En outre, l’ARC s’est engagé à mettre en œuvre des « mécanismes sensibles au genre pour la préparation aux épidémies ». Cette initiative sera lancée sous la forme d’un programme pilote dans les pays d’Afrique de l’Ouest. En tenant compte des besoins et des vulnérabilités spécifiques des femmes, les stratégies sexospécifiques permettent d’obtenir de meilleurs résultats en matière de santé et de créer des sociétés plus résilientes, capables de mieux résister aux crises sanitaires et de favoriser des résultats positifs sur le plan sanitaire, social et économique pour l’ensemble de la population.
D’autres initiatives sont en cours aux niveaux continental, régional et national pour exploiter les synergies des principales institutions afin de contribuer conjointement aux efforts visant à améliorer la préparation et la réponse aux épidémies.
C’est le cas de l’alliance entre l’ARC, l’Institut Pasteur de Dakar (IPD) et l’Organisation ouest-africaine de la santé (OOAS), qui vise à optimiser la gestion des épidémies dans la région de l’Afrique de l’Ouest, conformément à leurs mandats respectifs. Ces institutions ont pour objectif de rassembler leurs ressources collectives afin d’améliorer la préparation et la réponse grâce à un protocole d’accord tripartite signé en juillet 2022.
En étroite collaboration avec le CDC Afrique, l’alliance met en œuvre des activités visant à améliorer la numérisation des systèmes de surveillance épidémiologique, à soutenir l’opérationnalisation des équipes nationales d’intervention rapide, à améliorer la détection des fièvres hémorragiques virales et à renforcer la surveillance génomique dans de nombreux pays.

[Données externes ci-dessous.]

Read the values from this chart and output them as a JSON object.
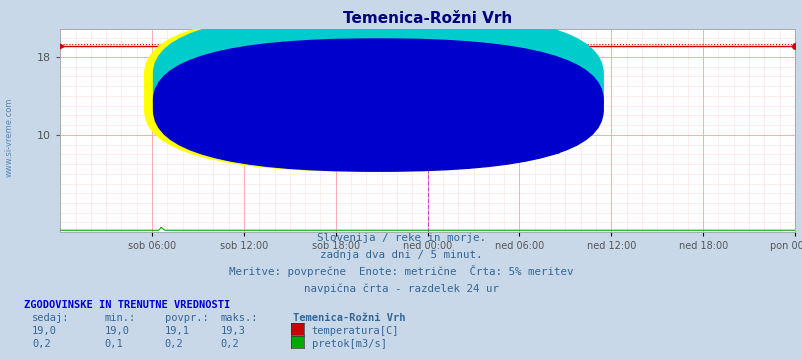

L’engagement du monde à préserver la santé mondiale exige que nous utilisions les connaissances et les partenariats forgés pendant la conférence Covid-19 pour créer un monde plus sain et plus équitable pour tous. En investissant dans la recherche, en adoptant l’innovation et en se concentrant sur les plus vulnérables, en particulier les femmes, nous pouvons prévenir de futures pandémies et améliorer les résultats en matière de santé pour ceux qui en ont le plus besoin.
Ibrahima Cheikh Diong est secrétaire général adjoint des Nations unies et directeur général du groupe African Risk Capacity (ARC).
Natasha Kofoworola Quist est directrice adjointe et représentante régionale pour l’Afrique occidentale et centrale à la Fondation Bill & Melinda Gates.